The analysis included 16,147 Black patients and 14,483 White patients hospitalized with HF within the Emory Healthcare system at least once from 2010-2018, Dr. Morris reported. Compared with Whites, Blacks were younger (63.5 vs 69.1 years) and less likely to be 65 or older (48.9% vs. 66.5%); more likely to be women (53.5% vs. 42.2%), more likely to reside in deprived census tracts and to have diabetes, hypertension, or chronic kidney disease
In all, 20.6% of Black and 13.5% of White patients were readmitted for HF within 30 days of discharge, for an unadjusted risk ratio of 1.52 (95% CI, 1.44-1.61).
The RR hardly budged, 1.45 (95% CI, 1.37-1.54, P < .001), after adjustment for age, sex, type of insurance, type of HF, vital signs and laboratory values, medical history (diabetes, hypertension, atrial fibrillation, coronary disease, chronic kidney disease, and chronic pulmonary disease), Charlson Comorbidity Index, discharging medical specialty, and hospital location.

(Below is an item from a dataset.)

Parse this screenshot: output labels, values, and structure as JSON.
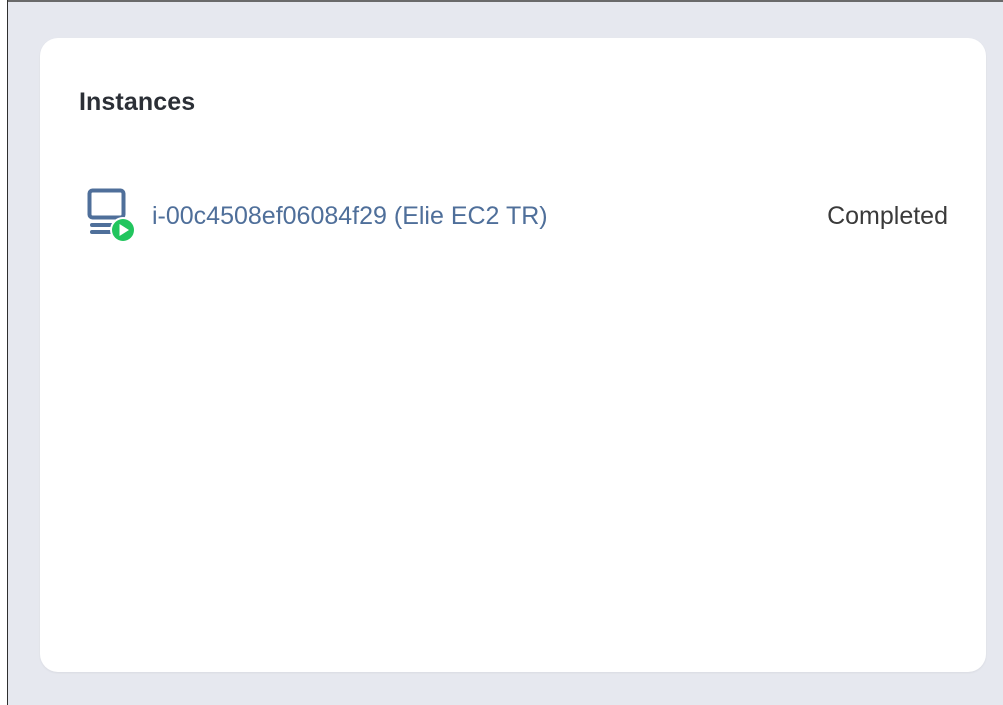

The excess in 30-day HF readmissions for Black, compared with White patients climbed from the first to the third neighborhood SDI quartile, the disparity peaking at 8.2 absolute percentage points.

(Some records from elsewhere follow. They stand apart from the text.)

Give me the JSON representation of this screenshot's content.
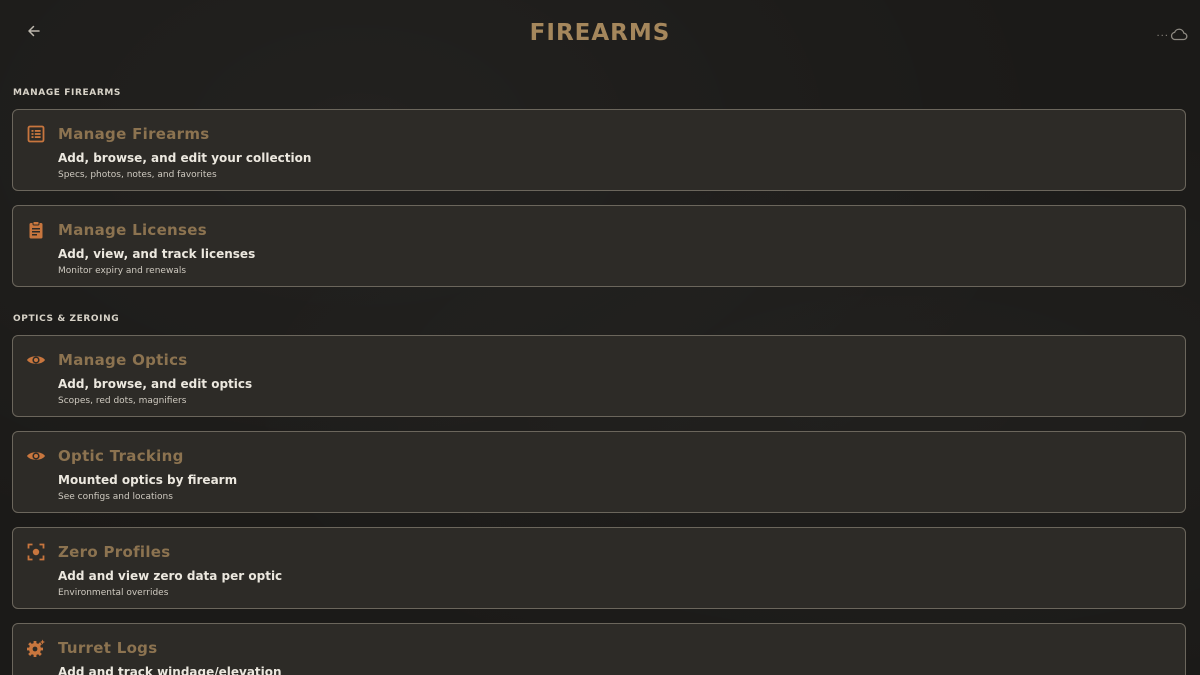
{
  "header": {
    "title": "FIREARMS",
    "back_icon": "back-arrow-icon",
    "sync_indicator": "...",
    "cloud_icon": "cloud-icon"
  },
  "colors": {
    "accent": "#c8763e",
    "title": "#a5875c",
    "card_title": "#8c7350",
    "card_bg": "#2d2b27",
    "card_border": "#6b665c"
  },
  "sections": [
    {
      "label": "MANAGE FIREARMS",
      "cards": [
        {
          "icon": "list-icon",
          "title": "Manage Firearms",
          "subtitle": "Add, browse, and edit your collection",
          "detail": "Specs, photos, notes, and favorites"
        },
        {
          "icon": "clipboard-icon",
          "title": "Manage Licenses",
          "subtitle": "Add, view, and track licenses",
          "detail": "Monitor expiry and renewals"
        }
      ]
    },
    {
      "label": "OPTICS & ZEROING",
      "cards": [
        {
          "icon": "eye-icon",
          "title": "Manage Optics",
          "subtitle": "Add, browse, and edit optics",
          "detail": "Scopes, red dots, magnifiers"
        },
        {
          "icon": "eye-icon",
          "title": "Optic Tracking",
          "subtitle": "Mounted optics by firearm",
          "detail": "See configs and locations"
        },
        {
          "icon": "crosshair-icon",
          "title": "Zero Profiles",
          "subtitle": "Add and view zero data per optic",
          "detail": "Environmental overrides"
        },
        {
          "icon": "gear-icon",
          "title": "Turret Logs",
          "subtitle": "Add and track windage/elevation",
          "detail": ""
        }
      ]
    }
  ]
}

A major criticism of the Hospital Readmissions Reduction Program component of the Affordable Care Act, Dr. Morris said in a Q&A discussion after her presentation, is that it can hold hospitals “responsible for structural inequalities that exist beyond the health care system,” including neighborhood deprivation.
“But public policy makers have to realize that there are certain patients we take care of who don’t have the resources to carry out the therapeutic lifestyle changes that will allow them to live healthy.”

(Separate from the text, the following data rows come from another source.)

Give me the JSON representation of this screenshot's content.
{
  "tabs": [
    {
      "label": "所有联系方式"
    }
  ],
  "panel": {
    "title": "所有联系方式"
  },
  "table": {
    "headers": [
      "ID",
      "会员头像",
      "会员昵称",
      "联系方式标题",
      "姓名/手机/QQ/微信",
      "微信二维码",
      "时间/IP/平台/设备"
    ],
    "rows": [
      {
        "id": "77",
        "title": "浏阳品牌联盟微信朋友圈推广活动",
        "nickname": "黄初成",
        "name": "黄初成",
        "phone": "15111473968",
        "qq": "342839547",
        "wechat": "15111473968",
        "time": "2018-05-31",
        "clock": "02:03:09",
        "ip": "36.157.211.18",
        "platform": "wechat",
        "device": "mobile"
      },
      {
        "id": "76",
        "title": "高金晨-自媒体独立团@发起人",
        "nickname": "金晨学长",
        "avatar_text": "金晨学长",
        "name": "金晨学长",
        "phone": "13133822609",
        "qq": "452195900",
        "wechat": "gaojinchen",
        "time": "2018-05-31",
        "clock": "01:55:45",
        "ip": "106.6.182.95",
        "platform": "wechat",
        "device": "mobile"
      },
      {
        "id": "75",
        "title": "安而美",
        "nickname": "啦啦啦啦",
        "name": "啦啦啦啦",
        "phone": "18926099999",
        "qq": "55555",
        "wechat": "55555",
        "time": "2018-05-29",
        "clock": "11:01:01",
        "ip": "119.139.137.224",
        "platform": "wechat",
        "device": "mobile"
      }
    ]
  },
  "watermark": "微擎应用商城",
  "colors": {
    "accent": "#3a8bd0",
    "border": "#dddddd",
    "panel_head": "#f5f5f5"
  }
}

The HRRP’s 30-day HF readmission metric that steers reimbursement “is penalizing health care systems across the United States” with its premise that hospital performance can be measured by 30-day HF readmission rates, Dr. Morris said in an interview.
“The reality is that some of these patients are going to a postdischarge environment that is inherently high risk, and that many of them are going to come back to us within 30 days,” she said. “We would like to make sure that we don’t put excess penalties on health care systems that take care of disproportionate numbers of African Americans in neighborhoods that have fewer resources.”
Dr. Morris and Dr. Ferdinand have disclosed no relevant financial relationships. Dr. Mehra discloses consulting or serving on an advisory board for Abbott, Medtronic, Janssen, Leviticus, NupulseCV, FineHeart, Portola, Bayer, the Baim Institute for Clinical Research, and Mesoblast.